Although HSI color space can solve the problem of gray level loss in direct square equalization, the conversion between HSI and RGB color space needs a lot of calculation, resulting in slow image processing. Here is a solution for bloggers themselves.

Although it is easy to lose part of the gray level by using the traditional direct equalization, it can still use the traditional method to calculate the direct equalization. After the calculation of the direct equalization, the image and the original image can be fused for the mean value, and then the part of the lost gray value can be recovered. Although this method can not completely recover the lost gray level, it has been greatly improved compared with the traditional direct equalization.

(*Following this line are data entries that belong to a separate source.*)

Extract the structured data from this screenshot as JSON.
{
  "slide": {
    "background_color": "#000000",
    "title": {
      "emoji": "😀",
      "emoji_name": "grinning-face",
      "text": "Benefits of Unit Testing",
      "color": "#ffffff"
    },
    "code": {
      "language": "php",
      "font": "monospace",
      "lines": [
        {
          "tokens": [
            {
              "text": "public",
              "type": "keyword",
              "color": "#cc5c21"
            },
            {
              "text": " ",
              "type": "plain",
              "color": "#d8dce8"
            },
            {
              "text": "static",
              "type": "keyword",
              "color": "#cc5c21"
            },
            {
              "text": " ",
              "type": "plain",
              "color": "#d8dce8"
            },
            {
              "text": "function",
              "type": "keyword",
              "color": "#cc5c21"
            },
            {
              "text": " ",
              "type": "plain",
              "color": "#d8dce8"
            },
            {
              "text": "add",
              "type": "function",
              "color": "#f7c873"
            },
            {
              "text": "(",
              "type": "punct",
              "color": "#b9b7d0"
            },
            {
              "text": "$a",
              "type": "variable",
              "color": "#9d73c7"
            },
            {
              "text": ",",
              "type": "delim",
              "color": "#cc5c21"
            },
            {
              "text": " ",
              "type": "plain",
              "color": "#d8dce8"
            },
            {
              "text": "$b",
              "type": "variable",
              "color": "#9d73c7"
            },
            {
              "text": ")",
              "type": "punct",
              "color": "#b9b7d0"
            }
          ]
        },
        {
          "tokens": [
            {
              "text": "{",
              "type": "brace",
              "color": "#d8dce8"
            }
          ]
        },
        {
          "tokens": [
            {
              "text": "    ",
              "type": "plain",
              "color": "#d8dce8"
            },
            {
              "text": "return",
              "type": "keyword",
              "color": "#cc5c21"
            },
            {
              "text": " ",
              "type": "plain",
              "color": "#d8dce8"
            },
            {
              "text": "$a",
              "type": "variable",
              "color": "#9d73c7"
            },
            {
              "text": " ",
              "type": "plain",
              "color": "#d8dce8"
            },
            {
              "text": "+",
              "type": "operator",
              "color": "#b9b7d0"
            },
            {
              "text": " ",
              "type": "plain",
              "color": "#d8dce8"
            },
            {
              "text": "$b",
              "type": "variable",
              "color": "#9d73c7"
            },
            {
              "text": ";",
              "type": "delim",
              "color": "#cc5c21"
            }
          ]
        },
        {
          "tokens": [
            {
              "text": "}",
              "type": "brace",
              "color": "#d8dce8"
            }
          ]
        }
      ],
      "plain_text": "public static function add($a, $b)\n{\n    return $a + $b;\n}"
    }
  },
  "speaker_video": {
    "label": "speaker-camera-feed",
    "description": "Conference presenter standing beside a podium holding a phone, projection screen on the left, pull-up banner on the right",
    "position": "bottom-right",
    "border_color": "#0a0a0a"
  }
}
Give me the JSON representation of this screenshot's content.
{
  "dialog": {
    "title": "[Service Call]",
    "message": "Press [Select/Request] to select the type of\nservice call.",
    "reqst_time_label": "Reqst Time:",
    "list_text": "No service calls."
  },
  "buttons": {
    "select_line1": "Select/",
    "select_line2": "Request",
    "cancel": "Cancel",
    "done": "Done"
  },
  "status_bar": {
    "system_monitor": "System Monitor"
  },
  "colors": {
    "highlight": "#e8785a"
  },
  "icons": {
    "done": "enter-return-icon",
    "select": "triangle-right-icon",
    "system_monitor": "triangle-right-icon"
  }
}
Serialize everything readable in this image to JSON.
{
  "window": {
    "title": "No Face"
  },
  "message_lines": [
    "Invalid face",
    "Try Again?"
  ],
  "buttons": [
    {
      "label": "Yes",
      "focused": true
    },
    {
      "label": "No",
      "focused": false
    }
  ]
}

The processing flow is as follows: the original image is directly balanced and automatically colored, and the calculated image is fused to get the final image.

Design sketch:

Compared with traditional square equalization, the image is darker after calculation, but more details can be retained. Let's look at the details.

From the enlarged details, the boundary line at the three-way intersection is still clear. The road is not completely white. 1.